Cette homme venait de broyer sa chope. Mais pourquoi ? Qu'est ce que... Il venait de tourner les talons après avoir lancer une pièce sur le comptoir. Trop d'interrogations, la jeune mercenaire ne comprenait strictement rien à la situation, ayant l'impression de louper quelque chose...

Clignant des yeux et secouant brièvement la tête, elle tenta de se reprendre et étendit son bras pour se saisir de la pièce d'argent en tirant simplement la langue au tavernier qui sembla pour le coup partagé entre la surprise et la vexation.
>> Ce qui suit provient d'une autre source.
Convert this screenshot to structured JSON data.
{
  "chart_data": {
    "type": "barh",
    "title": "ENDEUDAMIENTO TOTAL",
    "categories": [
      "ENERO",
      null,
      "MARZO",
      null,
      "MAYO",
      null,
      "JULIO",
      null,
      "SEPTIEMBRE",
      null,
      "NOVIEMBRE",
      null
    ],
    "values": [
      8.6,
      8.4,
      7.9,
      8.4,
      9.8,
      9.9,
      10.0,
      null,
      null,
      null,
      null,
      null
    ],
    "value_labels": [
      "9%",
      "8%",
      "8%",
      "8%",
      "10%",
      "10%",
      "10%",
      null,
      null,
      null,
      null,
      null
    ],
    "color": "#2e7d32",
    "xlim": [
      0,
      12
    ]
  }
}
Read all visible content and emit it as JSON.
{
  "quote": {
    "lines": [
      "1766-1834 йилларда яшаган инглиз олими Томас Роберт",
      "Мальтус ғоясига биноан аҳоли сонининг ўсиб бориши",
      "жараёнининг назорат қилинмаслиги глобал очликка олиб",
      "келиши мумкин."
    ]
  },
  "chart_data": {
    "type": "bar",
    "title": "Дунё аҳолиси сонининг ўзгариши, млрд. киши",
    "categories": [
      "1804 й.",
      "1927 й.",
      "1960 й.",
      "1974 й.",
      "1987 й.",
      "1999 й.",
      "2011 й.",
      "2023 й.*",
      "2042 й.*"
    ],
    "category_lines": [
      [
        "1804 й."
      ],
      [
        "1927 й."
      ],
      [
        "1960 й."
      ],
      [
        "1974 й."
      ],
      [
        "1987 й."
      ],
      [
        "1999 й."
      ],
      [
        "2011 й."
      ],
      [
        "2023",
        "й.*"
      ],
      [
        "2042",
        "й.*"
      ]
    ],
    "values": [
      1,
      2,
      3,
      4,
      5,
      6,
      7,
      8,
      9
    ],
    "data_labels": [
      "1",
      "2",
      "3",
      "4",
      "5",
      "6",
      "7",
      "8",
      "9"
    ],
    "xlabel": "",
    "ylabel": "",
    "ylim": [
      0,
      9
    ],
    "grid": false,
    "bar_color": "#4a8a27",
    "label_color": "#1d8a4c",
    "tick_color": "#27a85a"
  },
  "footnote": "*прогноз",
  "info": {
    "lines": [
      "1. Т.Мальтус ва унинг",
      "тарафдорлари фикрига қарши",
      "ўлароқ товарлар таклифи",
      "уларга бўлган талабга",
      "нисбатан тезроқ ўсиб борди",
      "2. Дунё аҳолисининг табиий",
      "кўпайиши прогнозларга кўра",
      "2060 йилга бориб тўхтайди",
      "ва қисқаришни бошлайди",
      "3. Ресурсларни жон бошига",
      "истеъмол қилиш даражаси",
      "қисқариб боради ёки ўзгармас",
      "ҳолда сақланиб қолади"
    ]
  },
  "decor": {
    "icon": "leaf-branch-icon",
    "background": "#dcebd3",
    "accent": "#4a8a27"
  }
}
La demoiselle trottina alors sur quelque mètre pour rejoindre l’olibrius qui avait réduit à néant ses espoirs de dernier verre pour la route. Avec un sourire léger, des sourcils un peu froncés et des yeux pétillants sous l'effet de l'alcool.

Elle s'arrêta près de lui et l'inspecta en plissant les yeux. Son expression était complexe, mais elle pouvait la comparer à ce qu'elle avait déjà vu dans le regard de ses frères ; ses étranges cheveux franchement blanc et ses yeux d'un bleu si clair et pure qu'il en devenaient surnaturel. Humain ? Vampire ? Hybride ? Même alcoolisée, Till était relativement convaincue que la première solution n'était pas la plus plausible. Elle porta sa main à sa bouche et toussota avant de prendre la parole, dominant le ton de sa voix pour éviter de paraitre trop éméchée. Elle affichait un léger sourire. 

-Hum... Merci pour la pièce ! Mais... Pourquoi me broyer ma choppe à cinq pièces de bronze pour en laisser une en argent ?

Demanda-t-elle en réprimant un sourire qui aurait été exagéré par l'alcool. 

Vous semblez avoir pas mal d'histoires à raconter...

Dit elle avec un air presque malicieux.

Puis elle tendit doucement sa main ouverte, comme elle n'en avait pas l'habitude, car elle préférait généralement tendre le poing, comme faisait ses grands frères quand ils étaient jeunes.

En réalité, son geste visait surtout à voir l'énergie de l'étrange bonhomme qu'à faire preuve de courtoisie, notion légèrement absente chez la jeune mercenaire.

Till. Moi aussi j'suis mercenaire.

Dit elle finalement avec un grand sourire qui semblait dire "et ouais, t'as la tête du métier, j'l'ai bien vu !".